Last Saturday I went out for the third time this year, and this time I only had trouble sleeping the night before. Since then, I’ve been back to normal. I don’t know for sure why I had such a strong reaction back in July, but I have a few guesses.

When I went out in July, it was the first time in two years, and that made it much more exciting. In August and again this weekend, it had been a month or less. It was still exciting, but not exciting enough to keep me up for several nights. So that was a factor.

I also got a lot of affirmation in July. I spent the afternoon with one of my best friends, and he was really nice to me, even though he’s going through a lot of his own issues. He said I looked good, said he didn’t know how anyone could have read me. He picked out clothes for me to try on and gave me helpful feedback. He asked thoughtful, sympathetic questions about my trans feelings and experiences. I also dealt with security guards who were uniformly polite, friendly and gender-affirming. I ran into a co-worker who said I looked great.

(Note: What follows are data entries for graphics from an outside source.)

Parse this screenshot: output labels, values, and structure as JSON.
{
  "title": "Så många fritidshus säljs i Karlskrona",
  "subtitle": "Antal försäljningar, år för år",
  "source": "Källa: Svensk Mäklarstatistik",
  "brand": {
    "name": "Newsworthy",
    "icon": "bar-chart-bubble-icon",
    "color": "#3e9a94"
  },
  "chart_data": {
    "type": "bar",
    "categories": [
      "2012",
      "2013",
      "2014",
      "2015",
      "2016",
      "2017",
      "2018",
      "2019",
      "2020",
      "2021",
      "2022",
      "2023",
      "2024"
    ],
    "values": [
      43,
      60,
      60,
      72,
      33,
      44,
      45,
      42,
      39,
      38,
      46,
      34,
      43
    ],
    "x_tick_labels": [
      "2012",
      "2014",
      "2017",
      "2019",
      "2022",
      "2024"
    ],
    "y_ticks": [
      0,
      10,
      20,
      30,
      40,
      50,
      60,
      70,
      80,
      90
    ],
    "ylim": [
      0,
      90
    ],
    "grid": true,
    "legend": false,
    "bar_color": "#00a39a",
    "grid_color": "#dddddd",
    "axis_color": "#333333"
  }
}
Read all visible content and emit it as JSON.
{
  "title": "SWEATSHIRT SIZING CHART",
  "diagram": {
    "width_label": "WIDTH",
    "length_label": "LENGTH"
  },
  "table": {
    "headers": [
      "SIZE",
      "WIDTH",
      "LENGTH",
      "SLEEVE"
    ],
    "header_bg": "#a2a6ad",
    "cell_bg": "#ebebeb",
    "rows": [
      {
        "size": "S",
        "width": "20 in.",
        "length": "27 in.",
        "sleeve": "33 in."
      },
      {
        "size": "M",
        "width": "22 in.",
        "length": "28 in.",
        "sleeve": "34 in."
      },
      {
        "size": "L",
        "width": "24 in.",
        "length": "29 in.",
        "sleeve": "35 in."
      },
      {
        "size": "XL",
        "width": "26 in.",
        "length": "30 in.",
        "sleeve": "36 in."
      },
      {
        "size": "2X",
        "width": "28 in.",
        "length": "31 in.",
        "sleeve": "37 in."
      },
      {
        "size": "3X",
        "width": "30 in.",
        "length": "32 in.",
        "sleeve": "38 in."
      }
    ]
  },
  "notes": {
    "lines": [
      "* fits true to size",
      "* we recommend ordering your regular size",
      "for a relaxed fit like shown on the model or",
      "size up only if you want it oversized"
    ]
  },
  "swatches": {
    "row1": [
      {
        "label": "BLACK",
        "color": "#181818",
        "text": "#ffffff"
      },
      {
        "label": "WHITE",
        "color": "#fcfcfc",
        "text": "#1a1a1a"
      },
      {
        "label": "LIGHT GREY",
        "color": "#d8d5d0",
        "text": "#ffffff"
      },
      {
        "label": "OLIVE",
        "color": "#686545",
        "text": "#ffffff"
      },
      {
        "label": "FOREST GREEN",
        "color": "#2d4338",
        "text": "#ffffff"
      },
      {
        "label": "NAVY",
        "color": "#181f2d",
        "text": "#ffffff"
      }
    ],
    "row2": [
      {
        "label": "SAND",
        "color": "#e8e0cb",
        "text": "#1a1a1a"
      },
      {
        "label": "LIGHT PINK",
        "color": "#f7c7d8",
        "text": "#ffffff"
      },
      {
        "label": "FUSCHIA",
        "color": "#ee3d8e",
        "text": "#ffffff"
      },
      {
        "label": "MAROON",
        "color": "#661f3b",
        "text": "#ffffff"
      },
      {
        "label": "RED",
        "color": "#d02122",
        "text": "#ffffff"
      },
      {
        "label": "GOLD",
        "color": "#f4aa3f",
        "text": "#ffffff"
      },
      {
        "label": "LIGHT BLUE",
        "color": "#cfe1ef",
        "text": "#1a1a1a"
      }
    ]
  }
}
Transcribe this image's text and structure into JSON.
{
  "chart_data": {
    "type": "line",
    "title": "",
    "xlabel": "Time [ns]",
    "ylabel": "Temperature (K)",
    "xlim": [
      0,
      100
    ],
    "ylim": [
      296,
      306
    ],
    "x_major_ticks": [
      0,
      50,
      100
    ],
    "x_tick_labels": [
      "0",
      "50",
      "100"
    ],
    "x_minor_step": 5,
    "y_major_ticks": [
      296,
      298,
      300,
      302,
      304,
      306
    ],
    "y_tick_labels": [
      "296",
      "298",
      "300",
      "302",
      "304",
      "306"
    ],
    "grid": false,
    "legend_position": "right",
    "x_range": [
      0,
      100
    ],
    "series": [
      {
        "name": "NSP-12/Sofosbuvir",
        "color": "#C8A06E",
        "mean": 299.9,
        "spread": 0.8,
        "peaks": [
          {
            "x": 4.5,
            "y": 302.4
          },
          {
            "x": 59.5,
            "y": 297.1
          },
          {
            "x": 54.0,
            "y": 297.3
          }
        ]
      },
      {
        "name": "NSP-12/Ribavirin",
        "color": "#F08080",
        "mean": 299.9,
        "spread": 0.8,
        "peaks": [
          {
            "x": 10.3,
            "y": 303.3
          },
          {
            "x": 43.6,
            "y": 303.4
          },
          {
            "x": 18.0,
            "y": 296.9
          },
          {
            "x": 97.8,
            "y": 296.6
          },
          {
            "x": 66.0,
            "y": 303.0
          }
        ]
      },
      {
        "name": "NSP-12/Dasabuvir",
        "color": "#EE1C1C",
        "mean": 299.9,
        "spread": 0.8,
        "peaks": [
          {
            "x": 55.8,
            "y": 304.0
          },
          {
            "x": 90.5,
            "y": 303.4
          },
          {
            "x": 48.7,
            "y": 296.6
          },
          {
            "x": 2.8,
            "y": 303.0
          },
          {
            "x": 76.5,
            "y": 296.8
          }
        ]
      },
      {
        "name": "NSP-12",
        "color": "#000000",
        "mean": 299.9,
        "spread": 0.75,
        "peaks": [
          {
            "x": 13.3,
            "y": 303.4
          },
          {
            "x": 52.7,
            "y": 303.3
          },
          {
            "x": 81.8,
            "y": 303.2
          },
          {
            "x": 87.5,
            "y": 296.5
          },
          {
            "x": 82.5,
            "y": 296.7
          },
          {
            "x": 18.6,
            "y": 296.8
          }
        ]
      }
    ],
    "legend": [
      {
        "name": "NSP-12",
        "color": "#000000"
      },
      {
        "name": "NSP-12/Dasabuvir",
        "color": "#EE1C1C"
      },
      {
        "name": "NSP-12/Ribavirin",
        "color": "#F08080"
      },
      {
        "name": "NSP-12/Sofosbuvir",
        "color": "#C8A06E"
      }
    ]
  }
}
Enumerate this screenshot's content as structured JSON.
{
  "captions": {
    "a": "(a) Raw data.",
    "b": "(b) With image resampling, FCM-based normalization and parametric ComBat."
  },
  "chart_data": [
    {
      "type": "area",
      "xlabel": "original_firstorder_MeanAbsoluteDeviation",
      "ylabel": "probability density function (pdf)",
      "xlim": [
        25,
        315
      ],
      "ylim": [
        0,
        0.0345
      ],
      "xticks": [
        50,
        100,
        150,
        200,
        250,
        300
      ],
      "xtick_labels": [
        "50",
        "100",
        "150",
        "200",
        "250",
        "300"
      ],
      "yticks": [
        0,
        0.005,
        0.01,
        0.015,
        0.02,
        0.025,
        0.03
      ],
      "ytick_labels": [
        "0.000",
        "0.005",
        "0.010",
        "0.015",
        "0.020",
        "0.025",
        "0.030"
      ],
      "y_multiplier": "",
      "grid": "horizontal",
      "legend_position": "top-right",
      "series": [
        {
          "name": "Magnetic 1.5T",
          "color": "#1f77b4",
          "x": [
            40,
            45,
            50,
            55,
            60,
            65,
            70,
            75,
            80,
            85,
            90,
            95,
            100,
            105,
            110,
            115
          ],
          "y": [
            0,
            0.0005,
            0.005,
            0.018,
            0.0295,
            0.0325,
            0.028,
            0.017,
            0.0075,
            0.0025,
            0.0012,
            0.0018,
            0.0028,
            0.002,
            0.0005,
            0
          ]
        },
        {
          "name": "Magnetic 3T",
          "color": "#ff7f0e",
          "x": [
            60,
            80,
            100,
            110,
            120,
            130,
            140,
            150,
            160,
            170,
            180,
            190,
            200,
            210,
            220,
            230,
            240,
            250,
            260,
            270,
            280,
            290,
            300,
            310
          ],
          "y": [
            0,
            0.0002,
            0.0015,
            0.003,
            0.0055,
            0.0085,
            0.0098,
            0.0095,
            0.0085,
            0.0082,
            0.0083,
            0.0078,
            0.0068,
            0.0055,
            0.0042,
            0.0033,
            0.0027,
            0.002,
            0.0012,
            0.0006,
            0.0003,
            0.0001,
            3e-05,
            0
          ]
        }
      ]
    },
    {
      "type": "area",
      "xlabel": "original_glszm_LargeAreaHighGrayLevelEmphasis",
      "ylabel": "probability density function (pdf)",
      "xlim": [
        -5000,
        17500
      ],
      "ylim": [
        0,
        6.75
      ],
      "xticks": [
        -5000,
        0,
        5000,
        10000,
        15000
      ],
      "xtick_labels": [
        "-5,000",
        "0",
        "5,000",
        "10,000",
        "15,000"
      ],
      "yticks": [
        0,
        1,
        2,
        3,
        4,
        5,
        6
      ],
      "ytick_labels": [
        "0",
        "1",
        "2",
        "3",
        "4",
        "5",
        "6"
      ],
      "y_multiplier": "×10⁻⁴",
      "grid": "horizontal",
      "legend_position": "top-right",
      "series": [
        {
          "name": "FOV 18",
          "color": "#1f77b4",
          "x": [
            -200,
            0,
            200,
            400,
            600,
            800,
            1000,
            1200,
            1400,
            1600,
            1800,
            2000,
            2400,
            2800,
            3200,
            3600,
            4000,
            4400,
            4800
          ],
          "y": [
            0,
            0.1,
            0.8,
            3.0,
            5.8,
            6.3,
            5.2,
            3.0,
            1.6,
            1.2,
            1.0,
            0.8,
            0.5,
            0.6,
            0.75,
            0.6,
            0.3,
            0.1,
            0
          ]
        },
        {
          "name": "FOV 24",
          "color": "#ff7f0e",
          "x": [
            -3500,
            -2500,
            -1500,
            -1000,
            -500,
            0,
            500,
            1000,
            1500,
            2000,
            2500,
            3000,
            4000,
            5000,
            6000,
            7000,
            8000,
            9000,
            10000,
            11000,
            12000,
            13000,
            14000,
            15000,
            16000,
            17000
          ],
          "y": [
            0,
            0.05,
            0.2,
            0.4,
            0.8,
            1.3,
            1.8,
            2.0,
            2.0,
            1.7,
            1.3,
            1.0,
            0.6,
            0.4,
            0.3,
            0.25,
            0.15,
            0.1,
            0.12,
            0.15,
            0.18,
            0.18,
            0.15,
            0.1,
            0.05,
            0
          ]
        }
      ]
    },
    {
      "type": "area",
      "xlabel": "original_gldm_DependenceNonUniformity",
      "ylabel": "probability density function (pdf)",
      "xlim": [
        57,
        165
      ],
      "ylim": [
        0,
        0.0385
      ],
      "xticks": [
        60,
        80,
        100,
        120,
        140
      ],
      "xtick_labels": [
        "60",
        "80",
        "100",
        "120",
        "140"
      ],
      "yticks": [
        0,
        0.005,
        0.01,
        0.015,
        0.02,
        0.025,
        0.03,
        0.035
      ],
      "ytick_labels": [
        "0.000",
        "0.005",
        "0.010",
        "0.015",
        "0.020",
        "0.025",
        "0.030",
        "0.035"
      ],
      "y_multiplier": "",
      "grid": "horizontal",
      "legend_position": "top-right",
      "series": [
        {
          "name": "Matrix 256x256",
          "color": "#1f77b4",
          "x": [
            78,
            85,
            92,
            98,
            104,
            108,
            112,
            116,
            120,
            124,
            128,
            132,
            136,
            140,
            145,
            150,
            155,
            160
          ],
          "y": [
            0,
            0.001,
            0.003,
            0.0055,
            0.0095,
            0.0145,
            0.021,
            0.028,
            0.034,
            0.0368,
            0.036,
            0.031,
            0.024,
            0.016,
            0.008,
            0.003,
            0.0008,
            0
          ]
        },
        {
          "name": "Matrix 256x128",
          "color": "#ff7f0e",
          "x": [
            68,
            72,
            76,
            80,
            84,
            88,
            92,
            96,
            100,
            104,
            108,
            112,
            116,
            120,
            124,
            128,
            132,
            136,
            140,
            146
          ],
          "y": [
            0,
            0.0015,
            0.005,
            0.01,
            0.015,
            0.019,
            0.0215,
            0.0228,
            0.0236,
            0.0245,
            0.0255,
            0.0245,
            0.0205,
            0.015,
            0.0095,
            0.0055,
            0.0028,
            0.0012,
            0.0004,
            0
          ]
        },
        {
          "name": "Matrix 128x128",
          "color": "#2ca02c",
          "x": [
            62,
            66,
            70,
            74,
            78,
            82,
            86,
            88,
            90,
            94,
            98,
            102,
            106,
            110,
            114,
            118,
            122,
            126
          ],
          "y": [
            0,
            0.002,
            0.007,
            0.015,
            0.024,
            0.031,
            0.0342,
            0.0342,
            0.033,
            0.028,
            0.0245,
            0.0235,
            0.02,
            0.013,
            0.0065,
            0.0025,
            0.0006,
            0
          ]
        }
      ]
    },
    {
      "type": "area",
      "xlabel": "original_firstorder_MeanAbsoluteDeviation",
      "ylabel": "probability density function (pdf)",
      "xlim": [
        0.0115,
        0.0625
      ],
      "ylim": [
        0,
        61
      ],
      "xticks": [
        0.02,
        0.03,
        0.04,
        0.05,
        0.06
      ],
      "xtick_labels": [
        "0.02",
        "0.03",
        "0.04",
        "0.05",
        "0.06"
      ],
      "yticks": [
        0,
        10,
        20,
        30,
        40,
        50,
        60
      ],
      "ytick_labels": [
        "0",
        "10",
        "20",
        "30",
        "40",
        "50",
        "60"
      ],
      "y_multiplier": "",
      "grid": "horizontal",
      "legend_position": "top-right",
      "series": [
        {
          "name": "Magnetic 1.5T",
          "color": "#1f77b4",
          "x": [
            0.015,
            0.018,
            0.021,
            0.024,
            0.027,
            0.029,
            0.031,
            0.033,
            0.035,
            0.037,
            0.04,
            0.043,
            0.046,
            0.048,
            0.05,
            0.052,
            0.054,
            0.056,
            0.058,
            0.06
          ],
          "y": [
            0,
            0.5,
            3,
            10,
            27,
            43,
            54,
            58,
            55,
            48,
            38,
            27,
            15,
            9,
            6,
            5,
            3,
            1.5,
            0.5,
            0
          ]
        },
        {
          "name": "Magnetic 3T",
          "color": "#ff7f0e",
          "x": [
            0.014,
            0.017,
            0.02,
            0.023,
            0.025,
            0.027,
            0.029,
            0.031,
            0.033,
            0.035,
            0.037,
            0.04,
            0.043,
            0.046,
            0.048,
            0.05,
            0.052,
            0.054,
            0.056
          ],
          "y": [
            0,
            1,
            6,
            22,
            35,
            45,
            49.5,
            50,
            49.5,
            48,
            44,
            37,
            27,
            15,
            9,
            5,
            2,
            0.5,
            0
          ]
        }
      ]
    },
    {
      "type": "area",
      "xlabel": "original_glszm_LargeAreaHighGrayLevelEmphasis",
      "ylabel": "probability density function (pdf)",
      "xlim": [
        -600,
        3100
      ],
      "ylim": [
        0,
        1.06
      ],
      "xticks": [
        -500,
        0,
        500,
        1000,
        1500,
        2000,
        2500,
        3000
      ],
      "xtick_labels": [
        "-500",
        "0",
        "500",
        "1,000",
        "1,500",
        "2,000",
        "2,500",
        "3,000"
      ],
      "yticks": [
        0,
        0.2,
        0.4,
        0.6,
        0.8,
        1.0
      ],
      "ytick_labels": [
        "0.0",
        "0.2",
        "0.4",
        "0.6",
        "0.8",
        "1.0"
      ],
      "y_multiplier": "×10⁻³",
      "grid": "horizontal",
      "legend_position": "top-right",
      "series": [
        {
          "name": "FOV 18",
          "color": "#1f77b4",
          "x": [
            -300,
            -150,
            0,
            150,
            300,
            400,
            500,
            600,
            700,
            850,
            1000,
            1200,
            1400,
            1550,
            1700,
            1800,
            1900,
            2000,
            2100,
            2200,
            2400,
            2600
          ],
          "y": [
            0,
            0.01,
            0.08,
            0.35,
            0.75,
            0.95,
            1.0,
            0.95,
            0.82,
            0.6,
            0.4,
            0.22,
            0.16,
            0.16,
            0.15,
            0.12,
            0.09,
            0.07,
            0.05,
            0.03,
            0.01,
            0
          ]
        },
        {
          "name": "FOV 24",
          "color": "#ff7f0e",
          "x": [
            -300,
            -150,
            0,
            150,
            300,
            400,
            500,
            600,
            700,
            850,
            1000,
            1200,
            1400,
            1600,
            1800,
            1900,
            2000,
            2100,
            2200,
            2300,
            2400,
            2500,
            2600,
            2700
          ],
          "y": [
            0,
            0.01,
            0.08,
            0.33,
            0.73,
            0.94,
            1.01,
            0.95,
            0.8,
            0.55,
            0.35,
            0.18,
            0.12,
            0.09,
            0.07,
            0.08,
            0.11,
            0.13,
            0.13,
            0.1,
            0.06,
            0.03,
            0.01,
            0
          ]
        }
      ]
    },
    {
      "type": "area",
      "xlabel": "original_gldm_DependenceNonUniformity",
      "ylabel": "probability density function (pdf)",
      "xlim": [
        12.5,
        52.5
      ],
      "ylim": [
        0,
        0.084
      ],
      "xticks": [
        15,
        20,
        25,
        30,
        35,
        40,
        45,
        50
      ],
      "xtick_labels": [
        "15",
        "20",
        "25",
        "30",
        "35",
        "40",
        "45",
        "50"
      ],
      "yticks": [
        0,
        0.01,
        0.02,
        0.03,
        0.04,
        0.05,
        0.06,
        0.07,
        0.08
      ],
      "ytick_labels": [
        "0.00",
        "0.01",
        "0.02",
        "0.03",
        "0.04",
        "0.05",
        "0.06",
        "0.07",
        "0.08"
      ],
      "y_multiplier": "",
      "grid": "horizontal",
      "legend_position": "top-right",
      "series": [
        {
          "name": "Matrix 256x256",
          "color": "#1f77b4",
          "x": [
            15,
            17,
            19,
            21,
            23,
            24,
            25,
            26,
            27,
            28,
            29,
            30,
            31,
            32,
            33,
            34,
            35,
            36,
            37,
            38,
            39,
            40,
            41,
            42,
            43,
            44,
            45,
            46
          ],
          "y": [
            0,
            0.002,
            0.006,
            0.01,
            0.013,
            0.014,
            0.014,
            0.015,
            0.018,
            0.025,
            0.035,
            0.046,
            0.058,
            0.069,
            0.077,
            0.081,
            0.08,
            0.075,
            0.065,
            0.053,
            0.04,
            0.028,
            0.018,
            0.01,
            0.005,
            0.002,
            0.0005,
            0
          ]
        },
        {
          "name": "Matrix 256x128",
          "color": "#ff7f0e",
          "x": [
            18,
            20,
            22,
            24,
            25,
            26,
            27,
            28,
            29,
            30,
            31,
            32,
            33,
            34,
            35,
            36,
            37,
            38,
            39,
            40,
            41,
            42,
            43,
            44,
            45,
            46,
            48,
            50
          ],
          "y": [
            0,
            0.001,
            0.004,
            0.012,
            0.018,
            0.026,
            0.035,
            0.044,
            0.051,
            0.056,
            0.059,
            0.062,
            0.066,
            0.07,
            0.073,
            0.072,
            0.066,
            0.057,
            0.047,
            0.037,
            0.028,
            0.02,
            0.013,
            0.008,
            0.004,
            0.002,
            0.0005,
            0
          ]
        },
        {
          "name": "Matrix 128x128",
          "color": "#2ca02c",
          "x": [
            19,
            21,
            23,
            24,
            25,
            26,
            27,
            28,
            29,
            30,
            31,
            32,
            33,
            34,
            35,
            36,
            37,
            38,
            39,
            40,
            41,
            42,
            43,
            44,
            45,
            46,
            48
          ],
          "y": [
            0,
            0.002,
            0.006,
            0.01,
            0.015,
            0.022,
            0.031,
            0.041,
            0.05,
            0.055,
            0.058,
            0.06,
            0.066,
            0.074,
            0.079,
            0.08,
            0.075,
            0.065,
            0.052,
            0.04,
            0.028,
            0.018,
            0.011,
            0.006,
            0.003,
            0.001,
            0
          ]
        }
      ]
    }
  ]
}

The second time I went out this year, I made the mistake of riding Citibike in the heat. My friend is out of town, so I went to regular middlebrow stores, where people didn’t pay much attention to me, and probably less than normal because I was sweaty. I had a nice conversation with the same co-worker, but it wasn’t as exciting the second time.

This past weekend, I got sirred by the woman in the dressing room at Burlington Coat Factory. I had a nice time and got some fun clothes, and had a short conversation with my co-worker, but overall it wasn’t that exciting.

The combination of novelty and affirmation was probably what made my gender fog so intense in July. Since the intensity was unpleasant, I need to manage those and try not to get so much of both at the same time. I’m planning to make my outings a bit more frequent (every month or two) without doing anything too exciting. I’ll let you know how that goes.